Thor, Dios del Trueno es la adaptación de la exitosa película a la industria de los videojuegos. A decir verdad estamos ante la presencia de un juego plagado de problemas, que difícilmente cuenta con un momento divertido.

La maldición de la adaptación de las exitosas películas a los videojuegos ha plagado la industria durante más de tres décadas. En el camino nos hemos encontrado con buenos, aceptables y muy malos títulos. Pues bien, Thor, Dios del Trueno sin dudas pertenece al último de los grupos mencionados.

Thor, Dios del Trueno

La voz del personaje con una calidad de aficionado y las imágenes anticuadas sirven como luces rojas de advertencia para lo que será todo el juego en su conjunto. La historia, mal construida, no contiene ni la evolución interesante de la trama ni personajes agradables, aunque tiene una moraleja que todos deberíamos tener en cuenta: No iniciar el apocalipsis.

Dios del Trueno es un juego de acción lineal que se centra casi exclusivamente en el combate. La falta de variedad no sería algo tan malo,  pero el problema es que el combate nunca llega ser divertido. Como tampoco lo es Thor,  quien cuenta con un martillo mágico que sirve como un potente dispositivo. También puede llevar a cabo un rayo, generar terremotos, y alertas de viento, como parte de los poderes divinos del héroe.

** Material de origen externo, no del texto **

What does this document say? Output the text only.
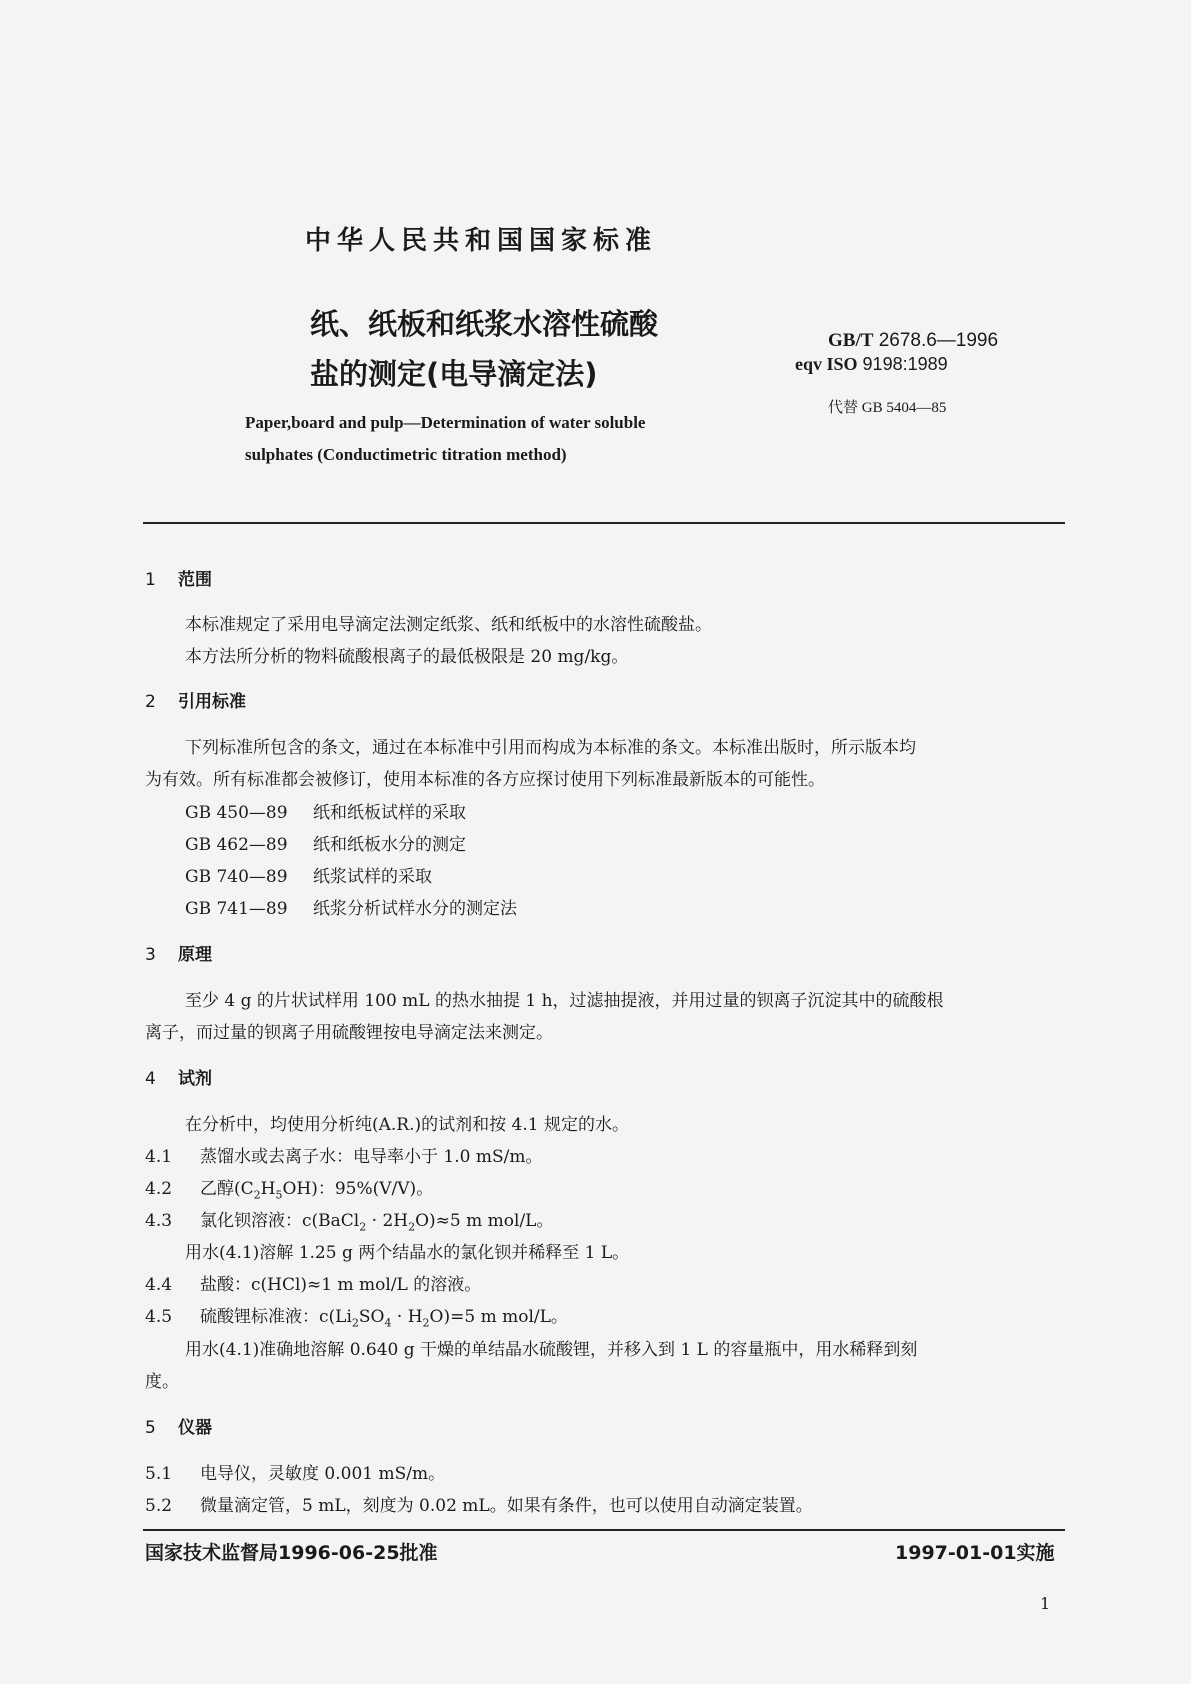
中华人民共和国国家标准
纸、纸板和纸浆水溶性硫酸
盐的测定(电导滴定法)
GB/T 2678.6—1996
eqv ISO 9198:1989
代替 GB 5404—85
Paper,board and pulp—Determination of water soluble
sulphates (Conductimetric titration method)
1 范围
本标准规定了采用电导滴定法测定纸浆、纸和纸板中的水溶性硫酸盐。
本方法所分析的物料硫酸根离子的最低极限是 20 mg/kg。
2 引用标准
下列标准所包含的条文，通过在本标准中引用而构成为本标准的条文。本标准出版时，所示版本均
为有效。所有标准都会被修订，使用本标准的各方应探讨使用下列标准最新版本的可能性。
GB 450—89 纸和纸板试样的采取
GB 462—89 纸和纸板水分的测定
GB 740—89 纸浆试样的采取
GB 741—89 纸浆分析试样水分的测定法
3 原理
至少 4 g 的片状试样用 100 mL 的热水抽提 1 h，过滤抽提液，并用过量的钡离子沉淀其中的硫酸根
离子，而过量的钡离子用硫酸锂按电导滴定法来测定。
4 试剂
在分析中，均使用分析纯(A.R.)的试剂和按 4.1 规定的水。
4.1 蒸馏水或去离子水：电导率小于 1.0 mS/m。
4.2 乙醇$(C_2H_5OH)$：95%(V/V)。
4.3 氯化钡溶液：c(BaCl$_2$ · $2H_2O)\approx 5$ m mol/L。
用水(4.1)溶解 1.25 g 两个结晶水的氯化钡并稀释至 1 L。
4.4 盐酸：c(HCl)≈1 m mol/L 的溶液。
4.5 硫酸锂标准液：$c(Li_2SO_4 \cdot H_2O)=5$ m mol/L。
用水(4.1)准确地溶解 0.640 g 干燥的单结晶水硫酸锂，并移入到 1 L 的容量瓶中，用水稀释到刻
度。
5 仪器
5.1 电导仪，灵敏度 0.001 mS/m。
5.2 微量滴定管，5 mL，刻度为 0.02 mL。如果有条件，也可以使用自动滴定装置。
国家技术监督局1996-06-25批准	1997-01-01实施
1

Los controles lentos son el mayor problema del juego. Hay veces en que Thor no responde a las pulsaciones de los botones.

La retroalimentación visual deficiente añade otra capa de frustración a un juego ya lleno de problemas. Hay ocasiones en las que nos encontramos notablemente con muchísimos enemigos, pero que no resulta claro si están demasiado lejos, si somos momentáneamente invencibles o si simplemente no nos harán daño. Para empeorar las cosas, la detección de colisiones está completamente fuera, por lo que ni siquiera pensar en jugar a la defensiva.

Como en todo juego de este género, las luchas contra jefes no pueden faltar. Sin embargo, si bien en este caso sirven para romper la monotonía de las peleas estándar, no son sino la peor parte de esta experiencia exasperante. A decir verdad, cada aspecto de la lucha es terrible en Thor, Dios del Trueno, y se agrava aun más debido a la dificultad excesiva.

En general, Thor, Dios del Trueno no otorga ninguna diversión más que un martillo golpeando a los rivales que los rodean. La clara falta de dirección se transforma en que a menudo nos encontramos sin saber dónde ir. Definitivamente es un juego plagado de problemas, que no cuenta con un solo momento realmente divertido.